Project Vulva’s organizers described the event as “an educational and interactive art show displaying your friends [sic] depictions when we asked them, ‘Can you draw a vulva?’ We will also have cupcakes that you can decorate like vulvas. Supplies are limited!” The event’s stated goal was “to create an open dialouge [sic] educating people about the vulva in order to confront society’s stigmas and stereotypes, and make people more comfortable with the many varying images and types of cis and non-cis vulvas.”
However, the event faced harsh backlash from students who found it offensive to the trans community. One student, who felt that Project Vulva’s claim that penises are not stigmatized was untrue, wrote, “Society is not comfortable with the image of a penis on a woman. This event feels extremely transmisogynistic and to say penises are universally accepted as non-taboo is transmisogynistic. I can’t say I’m surprised though. There are infinitely many ways to celebrate genitals without making transmisogynistic remarks in the process.”
Another commenter wrote, “Right like this entire event is so incredibly violent to trans women specifically. I’m so disgusted.” The comment went on to state, “Equating genitalia to a person’s gender is and always will be transphobic.”
In defense of the event, one student tried to clarify the event’s description and commented, “I’m not really trying to protect transmisogyny and I honestly don’t know why you’d accuse me of that.” However, the comment only sparked further backlash.
“I don’t need your help parsing out the finer details of this garbage, cis, white event,” responded one commenter. “A trans woman is telling y’all this makes her feel uncomfortable and that’s not enough for you to rethink your stance on this? You’re gross, this whole thing is gross, have fun with your ugly cupcakes.”
The conversation intensified as more people defended the event, with one commenter arguing that students have a right “to try to explain our purpose and ask questions when attacked.” This outraged other students who felt that the word “attacked” has racist connotations.
“These women did not ‘attack’ you or your event,” replied one student. “You responded to their very very very credible and personal (as trans women of color) critique by using racialized terms (such as ‘attack’) to discredit their actions and hence discredit anything they are pointing out to you.

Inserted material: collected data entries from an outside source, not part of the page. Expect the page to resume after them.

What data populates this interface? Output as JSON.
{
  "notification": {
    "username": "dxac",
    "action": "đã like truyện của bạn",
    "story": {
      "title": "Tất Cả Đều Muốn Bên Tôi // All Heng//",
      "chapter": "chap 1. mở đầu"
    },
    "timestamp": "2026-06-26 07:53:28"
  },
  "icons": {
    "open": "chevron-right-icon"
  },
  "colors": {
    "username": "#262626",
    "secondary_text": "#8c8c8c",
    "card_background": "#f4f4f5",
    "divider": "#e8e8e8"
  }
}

That is wrong and racist.”
In response to these concerns, one of Project Vulva’s organizers wrote, “It has come to our attention that certain aspects of our project implied a binary perception of gender, as well as a limited relationship between gender and genitalia. We apologize to those offended. We strive to be as inclusive as possible, which is why we are doing our best to incorporate all viewpoints into discussion. We hope that everyone can attend our event and continue to have progressive conversations.”
Additionally, officials from The Motley issued a statement: “The Motley wants to validate and support the critiques that have been voiced concerning Project Vulva. We are deeply sorry for the hurt experienced by the trans community both in the space of the Motley and on the Scripps campus in general. Being a privileged and exclusive space has long been imbedded in our herstory, and though we have tried and are trying to become an inclusive space where everyone can feel safe and accepted, we recognize that we have failed.”